Marion pulled out the file Bill had given her on the staircase and handed it to the professor. “Order forms from the Factory, sir.”
“Bill is off today?” the professor asked, noting his absence.
“He’s just late.”
“Ah...” Somewhat off-character, the professor regarded the file with little interest. “Seems like a lot,” he added, flipping through order forms with a sigh.
“I thought that was a good thing?”
“For our finances, yes...”
The Factory was the agency’s cover for their covert communication supply sector. Bugs, wire taps, miniature cipher machines and microdot cameras were just some of the items of espionage sold to a range of anonymous buyers from a pseudo-factory in Southend—a miserable building in perpetual disrepair.

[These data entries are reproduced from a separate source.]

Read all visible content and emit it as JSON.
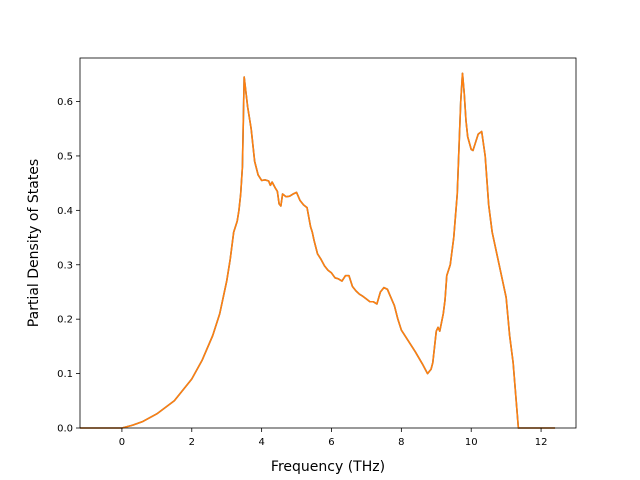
{
  "chart_data": {
    "type": "line",
    "title": "",
    "xlabel": "Frequency (THz)",
    "ylabel": "Partial Density of States",
    "xlim": [
      -1.2,
      13.0
    ],
    "ylim": [
      0.0,
      0.68
    ],
    "xticks": [
      0,
      2,
      4,
      6,
      8,
      10,
      12
    ],
    "xtick_labels": [
      "0",
      "2",
      "4",
      "6",
      "8",
      "10",
      "12"
    ],
    "yticks": [
      0.0,
      0.1,
      0.2,
      0.3,
      0.4,
      0.5,
      0.6
    ],
    "ytick_labels": [
      "0.0",
      "0.1",
      "0.2",
      "0.3",
      "0.4",
      "0.5",
      "0.6"
    ],
    "grid": false,
    "legend": "none",
    "series": [
      {
        "color": "#1f77b4",
        "x": [
          -1.2,
          0.0,
          0.3,
          0.6,
          1.0,
          1.5,
          2.0,
          2.3,
          2.6,
          2.8,
          3.0,
          3.1,
          3.2,
          3.3,
          3.35,
          3.4,
          3.45,
          3.5,
          3.6,
          3.65,
          3.7,
          3.8,
          3.9,
          4.0,
          4.1,
          4.2,
          4.25,
          4.3,
          4.4,
          4.45,
          4.5,
          4.55,
          4.6,
          4.7,
          4.8,
          4.9,
          5.0,
          5.1,
          5.2,
          5.3,
          5.4,
          5.45,
          5.5,
          5.6,
          5.7,
          5.8,
          5.9,
          6.0,
          6.1,
          6.2,
          6.3,
          6.4,
          6.5,
          6.6,
          6.7,
          6.8,
          6.9,
          7.0,
          7.1,
          7.2,
          7.3,
          7.4,
          7.5,
          7.6,
          7.7,
          7.8,
          7.9,
          8.0,
          8.2,
          8.4,
          8.6,
          8.75,
          8.85,
          8.9,
          9.0,
          9.05,
          9.1,
          9.2,
          9.25,
          9.3,
          9.4,
          9.5,
          9.6,
          9.7,
          9.75,
          9.8,
          9.85,
          9.9,
          10.0,
          10.05,
          10.1,
          10.2,
          10.3,
          10.4,
          10.5,
          10.6,
          10.8,
          11.0,
          11.1,
          11.2,
          11.3,
          11.35,
          11.5,
          12.0,
          12.4
        ],
        "y": [
          0.0,
          0.0,
          0.005,
          0.012,
          0.026,
          0.05,
          0.09,
          0.125,
          0.17,
          0.21,
          0.27,
          0.31,
          0.36,
          0.38,
          0.4,
          0.43,
          0.48,
          0.645,
          0.59,
          0.57,
          0.55,
          0.49,
          0.465,
          0.455,
          0.456,
          0.454,
          0.446,
          0.452,
          0.44,
          0.435,
          0.412,
          0.408,
          0.43,
          0.425,
          0.426,
          0.43,
          0.433,
          0.418,
          0.41,
          0.405,
          0.37,
          0.36,
          0.345,
          0.32,
          0.31,
          0.298,
          0.29,
          0.285,
          0.276,
          0.274,
          0.27,
          0.28,
          0.28,
          0.26,
          0.252,
          0.246,
          0.242,
          0.237,
          0.232,
          0.232,
          0.228,
          0.25,
          0.258,
          0.255,
          0.24,
          0.225,
          0.2,
          0.18,
          0.16,
          0.14,
          0.118,
          0.1,
          0.108,
          0.12,
          0.178,
          0.185,
          0.178,
          0.21,
          0.235,
          0.28,
          0.3,
          0.35,
          0.43,
          0.6,
          0.652,
          0.615,
          0.565,
          0.535,
          0.512,
          0.51,
          0.52,
          0.54,
          0.545,
          0.5,
          0.41,
          0.36,
          0.3,
          0.24,
          0.17,
          0.12,
          0.04,
          0.0,
          0.0,
          0.0,
          0.0
        ]
      },
      {
        "color": "#ff7f0e",
        "x": [
          -1.2,
          0.0,
          0.3,
          0.6,
          1.0,
          1.5,
          2.0,
          2.3,
          2.6,
          2.8,
          3.0,
          3.1,
          3.2,
          3.3,
          3.35,
          3.4,
          3.45,
          3.5,
          3.6,
          3.65,
          3.7,
          3.8,
          3.9,
          4.0,
          4.1,
          4.2,
          4.25,
          4.3,
          4.4,
          4.45,
          4.5,
          4.55,
          4.6,
          4.7,
          4.8,
          4.9,
          5.0,
          5.1,
          5.2,
          5.3,
          5.4,
          5.45,
          5.5,
          5.6,
          5.7,
          5.8,
          5.9,
          6.0,
          6.1,
          6.2,
          6.3,
          6.4,
          6.5,
          6.6,
          6.7,
          6.8,
          6.9,
          7.0,
          7.1,
          7.2,
          7.3,
          7.4,
          7.5,
          7.6,
          7.7,
          7.8,
          7.9,
          8.0,
          8.2,
          8.4,
          8.6,
          8.75,
          8.85,
          8.9,
          9.0,
          9.05,
          9.1,
          9.2,
          9.25,
          9.3,
          9.4,
          9.5,
          9.6,
          9.7,
          9.75,
          9.8,
          9.85,
          9.9,
          10.0,
          10.05,
          10.1,
          10.2,
          10.3,
          10.4,
          10.5,
          10.6,
          10.8,
          11.0,
          11.1,
          11.2,
          11.3,
          11.35,
          11.5,
          12.0,
          12.4
        ],
        "y": [
          0.0,
          0.0,
          0.005,
          0.012,
          0.026,
          0.05,
          0.09,
          0.125,
          0.17,
          0.21,
          0.27,
          0.31,
          0.36,
          0.38,
          0.4,
          0.43,
          0.48,
          0.645,
          0.59,
          0.57,
          0.55,
          0.49,
          0.465,
          0.455,
          0.456,
          0.454,
          0.446,
          0.452,
          0.44,
          0.435,
          0.412,
          0.408,
          0.43,
          0.425,
          0.426,
          0.43,
          0.433,
          0.418,
          0.41,
          0.405,
          0.37,
          0.36,
          0.345,
          0.32,
          0.31,
          0.298,
          0.29,
          0.285,
          0.276,
          0.274,
          0.27,
          0.28,
          0.28,
          0.26,
          0.252,
          0.246,
          0.242,
          0.237,
          0.232,
          0.232,
          0.228,
          0.25,
          0.258,
          0.255,
          0.24,
          0.225,
          0.2,
          0.18,
          0.16,
          0.14,
          0.118,
          0.1,
          0.108,
          0.12,
          0.178,
          0.185,
          0.178,
          0.21,
          0.235,
          0.28,
          0.3,
          0.35,
          0.43,
          0.6,
          0.652,
          0.615,
          0.565,
          0.535,
          0.512,
          0.51,
          0.52,
          0.54,
          0.545,
          0.5,
          0.41,
          0.36,
          0.3,
          0.24,
          0.17,
          0.12,
          0.04,
          0.0,
          0.0,
          0.0,
          0.0
        ]
      }
    ]
  }
}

Nancy had taken over the Factory in 1947—then a small-scale operation run by Professor Bal that produced and repaired parts for devices of subterfuge used by the War Office. When Nancy opened Miss Brickett’s one year later, she moved the professor and the workshop underground, both literally and figuratively, and Uday was given free rein to design what he pleased, no matter how bizarre, intricate or illegal. The Factory quickly became, and had remained, the agency’s primary source of income, and the professor the sovereign of all things clandestine.
Today, however, Uday Bal cast the order forms aside with little consideration. “Did you find the fault in the Distracter?” he asked instead.
Marion placed a hand on her briefcase. The bird was still rattling inside. “Not quite. I was hoping I could have a few more days. It might be a problem with the phonograph...” She trailed off; the professor’s focus had already waned, his gaze resting on a cloth-wrapped object on the workbench before him.